When it comes to time synchronisation and using Network Time Protocol (NTP) to ensure accuracy on a computer network, it is important to understand the hierarchy of NTP and how it affects distance and accuracy.
NTP has a hierarchical structure known as stratum levels. In principle the lower the stratum number the closer the device is (in accuracy terms) to an original time source.
NTP time servers work by receiving a single time source and using this as a basis for all time on the network, however, a synchronised network will be only as accurate as the original time source and this is where stratum levels come in.
And atomic clock, either one sat in a large scale physics laboratory, or those aboard GPS satellites, are stratum 0 devices. In other words these are the devices that actually generate the time.
Stratum 1 devices are NTP time servers that get their source of time directly from these stratum 0 atomic clocks.

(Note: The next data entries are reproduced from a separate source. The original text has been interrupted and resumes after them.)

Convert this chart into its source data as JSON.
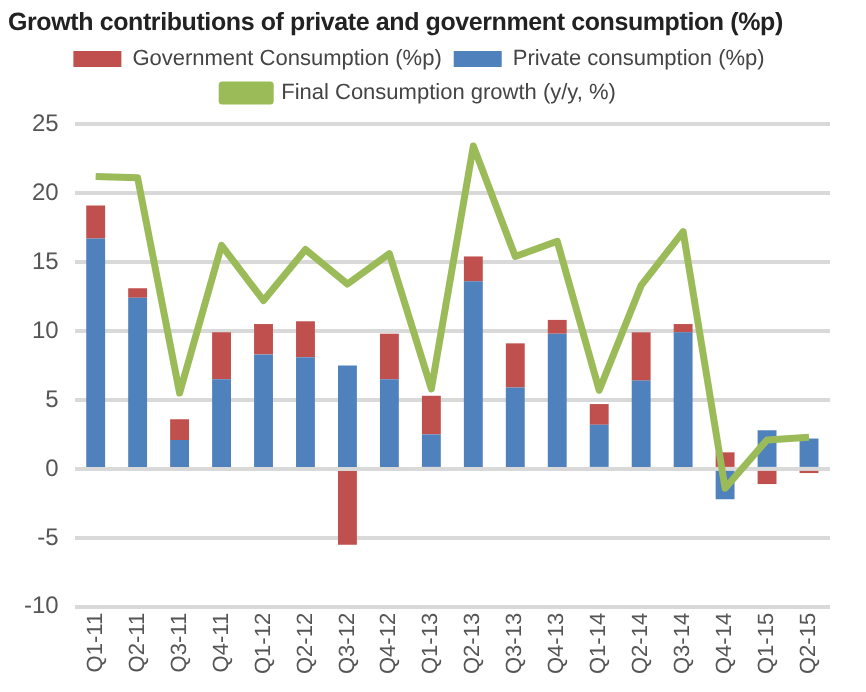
{
  "chart_data": {
    "type": "bar",
    "title": "Growth contributions of private and government consumption (%p)",
    "categories": [
      "Q1-11",
      "Q2-11",
      "Q3-11",
      "Q4-11",
      "Q1-12",
      "Q2-12",
      "Q3-12",
      "Q4-12",
      "Q1-13",
      "Q2-13",
      "Q3-13",
      "Q4-13",
      "Q1-14",
      "Q2-14",
      "Q3-14",
      "Q4-14",
      "Q1-15",
      "Q2-15"
    ],
    "stacked": true,
    "series": [
      {
        "name": "Private consumption (%p)",
        "color": "#4f81bd",
        "values": [
          16.7,
          12.4,
          2.1,
          6.5,
          8.3,
          8.1,
          7.5,
          6.5,
          2.5,
          13.6,
          5.9,
          9.8,
          3.2,
          6.4,
          9.9,
          -2.2,
          2.8,
          2.2
        ]
      },
      {
        "name": "Government Consumption (%p)",
        "color": "#c0504d",
        "values": [
          2.4,
          0.7,
          1.5,
          3.4,
          2.2,
          2.6,
          -5.5,
          3.3,
          2.8,
          1.8,
          3.2,
          1.0,
          1.5,
          3.5,
          0.6,
          1.2,
          -1.1,
          -0.3
        ]
      },
      {
        "name": "Final Consumption growth (y/y, %)",
        "type": "line",
        "color": "#9bbb59",
        "values": [
          21.2,
          21.1,
          5.5,
          16.2,
          12.2,
          15.9,
          13.4,
          15.6,
          5.8,
          23.4,
          15.4,
          16.5,
          5.7,
          13.3,
          17.2,
          -1.4,
          2.1,
          2.3
        ]
      }
    ],
    "ylim": [
      -10,
      25
    ],
    "yticks": [
      -10,
      -5,
      0,
      5,
      10,
      15,
      20,
      25
    ],
    "grid": "y",
    "legend": "top",
    "marker": "none"
  }
}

Either by using a GPS receiver or a radio referenced NTP server, a stratum 1 device is as accurate as you can get without having your own multi-million dollar atomic clock in the server room. A stratum 1 NTP time server will typically be accurate to within a millisecond of the atomic clock time.
Stratum 2 devices are the next step down on stratum level chain. These are time servers that receive their time from a stratum 1 device. Most online time servers, for instance, are stratum 2 devices, getting their time from another NTP time server. Stratum 2 devices are obviously further away from the original time source and therefore are not quite as accurate.
The stratum levels on an NTP network continue on, with devices connecting to devices going all the way down to stratum 10, 11, 12 and so on – obviously the more links in the chain the less accurate the device will be.
Dedicated stratum 1 NTP time servers are by far the most accurate, reliable and secure method of synchronising a computer network and no business network should really be without one.